Wholesale price-based inflation (WPI) accelerated to a 14-month high of 7.52 per cent in November, while retail inflation quickened to a eight-month high of 11.24 per cent during the month.

Going forward, Mr. Rangarajan said, the declining trend in inflation will continue and WPI may ease to 6.5 per cent by March-end.

Quoting an econometric study, the former RBI governor said, “The threshold inflation level is around six per cent, but there is a need to look slightly lower as the level is much higher than what many other countries in the world... advanced countries treat as the acceptable level of inflation.”

During his address, Mr. Rangarajan said the delay in the completion of the projects had resulted in slow economic growth of India in the last few years.

In some of the cases, projects were not completed due to non-availability of critical inputs like coal and power.

The country’s economic growth slumped to a decade low of 5 per cent in the financial year ended March 2013.

Mr. Rangarajan expects the economic growth during the current fiscal to be around 5 per cent.

The PMEAC Chairman said the composition of investment has played a role in the reduction in productivity of capital.
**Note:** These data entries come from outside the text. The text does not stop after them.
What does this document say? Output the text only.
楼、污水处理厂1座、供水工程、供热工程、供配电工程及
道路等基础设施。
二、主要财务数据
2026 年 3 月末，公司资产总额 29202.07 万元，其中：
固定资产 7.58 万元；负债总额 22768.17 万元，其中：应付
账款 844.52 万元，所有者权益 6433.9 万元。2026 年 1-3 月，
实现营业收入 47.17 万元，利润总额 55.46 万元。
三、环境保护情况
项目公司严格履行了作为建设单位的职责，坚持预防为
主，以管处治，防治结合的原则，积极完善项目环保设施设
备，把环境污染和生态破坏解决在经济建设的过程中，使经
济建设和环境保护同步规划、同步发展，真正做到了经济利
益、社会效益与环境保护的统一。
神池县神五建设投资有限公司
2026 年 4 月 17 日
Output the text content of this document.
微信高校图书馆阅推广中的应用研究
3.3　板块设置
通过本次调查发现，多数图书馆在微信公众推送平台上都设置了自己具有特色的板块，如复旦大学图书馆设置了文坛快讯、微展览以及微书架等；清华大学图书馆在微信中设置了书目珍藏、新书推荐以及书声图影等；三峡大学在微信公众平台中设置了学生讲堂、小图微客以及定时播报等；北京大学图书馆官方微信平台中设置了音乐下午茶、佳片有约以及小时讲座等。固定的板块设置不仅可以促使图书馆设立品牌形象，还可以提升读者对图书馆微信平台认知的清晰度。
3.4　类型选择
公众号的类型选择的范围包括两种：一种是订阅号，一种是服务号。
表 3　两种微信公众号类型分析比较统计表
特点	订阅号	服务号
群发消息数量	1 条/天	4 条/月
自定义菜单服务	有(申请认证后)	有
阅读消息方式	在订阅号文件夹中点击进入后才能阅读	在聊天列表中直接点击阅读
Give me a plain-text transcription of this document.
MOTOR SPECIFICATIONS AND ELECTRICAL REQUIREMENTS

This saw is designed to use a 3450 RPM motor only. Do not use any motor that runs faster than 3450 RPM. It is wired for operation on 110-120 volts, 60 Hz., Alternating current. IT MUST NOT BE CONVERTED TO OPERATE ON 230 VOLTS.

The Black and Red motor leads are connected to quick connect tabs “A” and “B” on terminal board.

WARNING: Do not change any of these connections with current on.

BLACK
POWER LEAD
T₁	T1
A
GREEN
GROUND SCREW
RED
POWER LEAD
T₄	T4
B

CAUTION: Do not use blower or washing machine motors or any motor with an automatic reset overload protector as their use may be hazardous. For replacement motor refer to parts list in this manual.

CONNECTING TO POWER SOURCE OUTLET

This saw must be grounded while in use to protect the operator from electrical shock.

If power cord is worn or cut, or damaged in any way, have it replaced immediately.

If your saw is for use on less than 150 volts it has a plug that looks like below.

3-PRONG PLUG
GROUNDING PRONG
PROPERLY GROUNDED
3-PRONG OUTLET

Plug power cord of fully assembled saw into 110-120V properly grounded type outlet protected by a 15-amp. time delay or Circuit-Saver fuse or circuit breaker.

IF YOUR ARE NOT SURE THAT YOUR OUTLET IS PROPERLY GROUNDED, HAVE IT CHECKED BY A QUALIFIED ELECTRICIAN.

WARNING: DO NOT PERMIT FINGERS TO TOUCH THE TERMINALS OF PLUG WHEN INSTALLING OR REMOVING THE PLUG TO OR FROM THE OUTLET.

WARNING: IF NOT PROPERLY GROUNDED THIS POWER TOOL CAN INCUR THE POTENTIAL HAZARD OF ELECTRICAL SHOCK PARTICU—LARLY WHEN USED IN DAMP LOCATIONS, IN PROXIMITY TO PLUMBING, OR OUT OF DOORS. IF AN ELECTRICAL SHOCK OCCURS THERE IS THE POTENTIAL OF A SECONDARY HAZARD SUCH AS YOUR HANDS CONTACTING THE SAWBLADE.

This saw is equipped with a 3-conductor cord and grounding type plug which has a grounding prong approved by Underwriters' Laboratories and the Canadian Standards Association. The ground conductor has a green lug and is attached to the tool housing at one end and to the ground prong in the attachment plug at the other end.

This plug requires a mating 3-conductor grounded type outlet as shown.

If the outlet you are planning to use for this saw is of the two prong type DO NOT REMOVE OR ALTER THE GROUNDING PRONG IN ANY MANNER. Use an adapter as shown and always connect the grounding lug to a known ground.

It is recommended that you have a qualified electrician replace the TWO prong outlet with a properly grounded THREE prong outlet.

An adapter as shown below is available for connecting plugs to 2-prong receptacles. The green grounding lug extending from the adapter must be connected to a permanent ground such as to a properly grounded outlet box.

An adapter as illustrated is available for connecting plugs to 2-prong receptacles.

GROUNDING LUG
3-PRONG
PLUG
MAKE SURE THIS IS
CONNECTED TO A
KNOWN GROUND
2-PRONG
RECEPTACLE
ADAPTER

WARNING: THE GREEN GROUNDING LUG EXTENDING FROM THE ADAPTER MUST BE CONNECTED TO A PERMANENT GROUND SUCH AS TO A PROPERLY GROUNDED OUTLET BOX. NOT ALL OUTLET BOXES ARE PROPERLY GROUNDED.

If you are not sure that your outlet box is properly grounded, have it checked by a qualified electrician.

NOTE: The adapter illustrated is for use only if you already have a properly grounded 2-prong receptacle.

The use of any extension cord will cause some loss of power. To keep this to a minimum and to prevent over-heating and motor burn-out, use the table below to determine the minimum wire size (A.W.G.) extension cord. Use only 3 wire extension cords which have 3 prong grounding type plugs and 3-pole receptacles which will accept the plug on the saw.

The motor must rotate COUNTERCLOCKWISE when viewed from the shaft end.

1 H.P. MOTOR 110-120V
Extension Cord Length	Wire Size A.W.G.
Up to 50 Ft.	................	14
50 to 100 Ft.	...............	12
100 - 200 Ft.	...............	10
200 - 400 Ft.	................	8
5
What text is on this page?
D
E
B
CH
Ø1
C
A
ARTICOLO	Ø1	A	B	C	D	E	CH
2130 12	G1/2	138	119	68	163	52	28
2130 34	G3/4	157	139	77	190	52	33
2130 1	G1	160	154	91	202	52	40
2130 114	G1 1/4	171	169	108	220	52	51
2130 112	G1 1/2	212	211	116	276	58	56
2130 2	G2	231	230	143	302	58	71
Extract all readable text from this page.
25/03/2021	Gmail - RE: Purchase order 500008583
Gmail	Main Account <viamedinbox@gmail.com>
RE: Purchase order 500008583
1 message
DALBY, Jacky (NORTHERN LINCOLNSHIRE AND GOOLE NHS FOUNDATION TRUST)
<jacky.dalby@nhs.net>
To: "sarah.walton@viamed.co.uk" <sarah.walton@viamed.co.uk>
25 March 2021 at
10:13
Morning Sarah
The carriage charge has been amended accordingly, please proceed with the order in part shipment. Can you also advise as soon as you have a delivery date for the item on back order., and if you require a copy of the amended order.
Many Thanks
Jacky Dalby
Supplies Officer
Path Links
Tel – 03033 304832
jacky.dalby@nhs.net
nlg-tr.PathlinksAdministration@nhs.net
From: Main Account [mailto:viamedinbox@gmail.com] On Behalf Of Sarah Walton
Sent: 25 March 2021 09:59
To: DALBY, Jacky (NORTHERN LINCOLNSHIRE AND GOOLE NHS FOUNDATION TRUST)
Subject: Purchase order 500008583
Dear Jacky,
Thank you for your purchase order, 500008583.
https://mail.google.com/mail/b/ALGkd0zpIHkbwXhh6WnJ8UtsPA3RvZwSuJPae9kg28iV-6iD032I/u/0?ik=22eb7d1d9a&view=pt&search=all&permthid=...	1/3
“Nevertheless, while the existing level of investment rate should enable us to grow at 7.5 per cent in the short run, a return to higher level of savings and investment can take us back to the very high levels of growth which we had seen earlier,” Mr. Rangarajan said.

He said according to several studies, the current account deficit level of 2.5 per cent of the Gross Domestic Product (GDP) is the only sustainable level of CAD, taking into account the normal capital flows.

“In fact, even a somewhat lower level of CAD will be desirable,” he noted.

Talking about the potential growth rate of 8.5 per cent, Mr. Rangarajan said it could be achieved with some pick up in domestic savings rate, narrow current account deficit and sustained level of capital output ratio at around 4:1.

“With modest current account deficit of 2.5 per cent of GDP and a savings rate of 32 per cent of GDP, one can expect the Indian economy to grow at 8.5 per cent,” Mr. Rangarajan said.